Tick数据的观察和清洗

程序筛选

测试的品种如下

'''
# 以下日盘交易时间一样 9:00-10:15、10:30-11:30、13:30-15:00
郑商所 日夜盘 'FG401' 21:00-23:00
郑商所 无夜盘 'AP310'
大商所 日夜盘 'i2401' 21:00-23:00
大商所 无夜盘 'jd2310'
上期所 日夜盘 'rb2310' 21:00-23:00
上期所 日夜盘 'cu2309' 21:00-凌晨1:00
上期所 日夜盘 'au2310' 21:00-凌晨2:30
上期所 无夜盘 'wr2310'
广期所 无夜盘 'si2310'
能源中心 日夜盘 'sc2310' 21:00-凌晨2:30
能源中心 日夜盘 'bc2310' 21:00--凌晨1:00
能源中心 日夜盘 'lu2311' 21:00-23:00
能源中心 无夜盘 'ec2404'
# 中金所 均无夜盘
‘IF2309’ 9:30-11:30、13:00-15:00
‘TL2312’ 9:15-11:30、13:00-15:15

# 集合竞价时间
日盘品种(指无夜盘的品种)的集合竞价时间是8:55-8:59
夜盘品种的集合竞价时间是20:55-20:59,有夜盘的品种日盘不再进行集合竞价。

# 结算时间:
每个交易日的结算时间为下午16:30-19:30,
'''
subID = ['FG401', 'AP310', 'i2401', 'jd2310', 'rb2310', 'cu2309', 'au2310', 'wr2310', 'si2310', 'sc2310', 'bc2310', 'lu2311', 'ec2404', 'IF2309', 'TL2312']
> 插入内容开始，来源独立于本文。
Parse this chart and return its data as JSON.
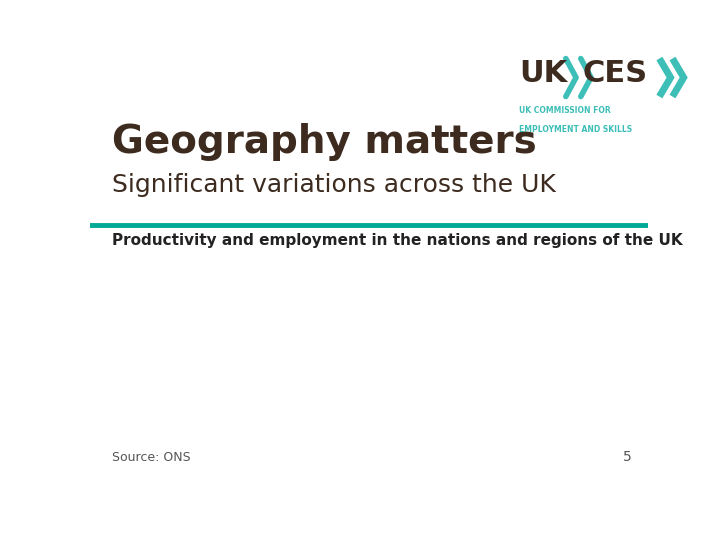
{
  "title": "Geography matters",
  "subtitle": "Significant variations across the UK",
  "section_label": "Productivity and employment in the nations and regions of the UK",
  "source_text": "Source: ONS",
  "page_number": "5",
  "background_color": "#ffffff",
  "title_fontsize": 28,
  "subtitle_fontsize": 18,
  "section_label_fontsize": 11,
  "source_fontsize": 9,
  "page_fontsize": 10,
  "teal_line_color": "#00a896",
  "dark_brown_color": "#3d2b1f",
  "teal_logo_color": "#3dbfb8",
  "section_label_color": "#222222",
  "source_color": "#555555",
  "page_color": "#555555"
}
将之前下载到csv的tick数据用程序提取出来,并根据规则来校验tick数据的有效性

import os, csv
from datetime import datetime

# 从目录下读取所有的测试合约
dpath = './ticktest'
fpaths = [os.path.join(dpath, x) for x in os.listdir(dpath)]
data_list = []
for fpath in fpaths:
    with open(fpath, encoding='utf-8') as f:
        reader = csv.reader(f)
        for row in reader:
            data_list.append(row)
print(f'totals:{len(data_list)}')

# 提取无效数据
invalid_list1 = []
invalid_list2 = []
invalid_list3 = []
for row in data_list:
    dt = datetime.strptime(row[8], '%Y-%m-%d %H:%M:%S')
    nowdt = datetime.strptime(row[9], '%Y-%m-%d %H:%M:%S')
    dtstamp = int(dt.timestamp())
    nowdtstamp = int(nowdt.timestamp())
    dthm = dt.strftime('%H%M')
    nowdthm = nowdt.strftime('%H%M')

    if nowdt.day in [2, 3]:  # 9月2号和3号是周六周日,测试有没有推送数据
        invalid_list1.append(row)
    if not ((nowdthm >= '0900' and nowdthm <= '1500') or nowdthm >= '2100' or (nowdthm >= '0000' and nowdthm <= '0230')):  # 实际时间不在交易时间段内
        invalid_list2.append(row)
        if (dthm >= '0900' and dthm <= '1500') or dthm >= '2100' or (dthm >= '0000' and dthm <= '0230'):  # tick时间却在交易时间段内
            invalid_list3.append(row)

with open('result_ticktest.csv', 'w', newline='') as f:
    csv.writer(f).writerows(invalid_list1)
with open('result_ticktest2.csv', 'w', newline='') as f:
    csv.writer(f).writerows(invalid_list2)
with open('result_ticktest3.csv', 'w', newline='') as f:
    csv.writer(f).writerows(invalid_list3)

数据观察

周六有数据,实际是周五的夜盘,最晚到凌晨2:30结束,周日没有数据,一切正常。

数据结构:交易日、tick更新时间、合约代码、交易所代码、最新价、成交量、持仓量、今收盘、实际日期和tick时间的合并、实际日期和时间。

au2310属于上期所

集合竞价时间 8:59和20:59,文化财经9:00开盘价是461.5,21:00开盘价是463.68(tick数据是463.67999)。所以集合竞价的结束就是开盘价,而不是9:00和21:00的第1笔tick。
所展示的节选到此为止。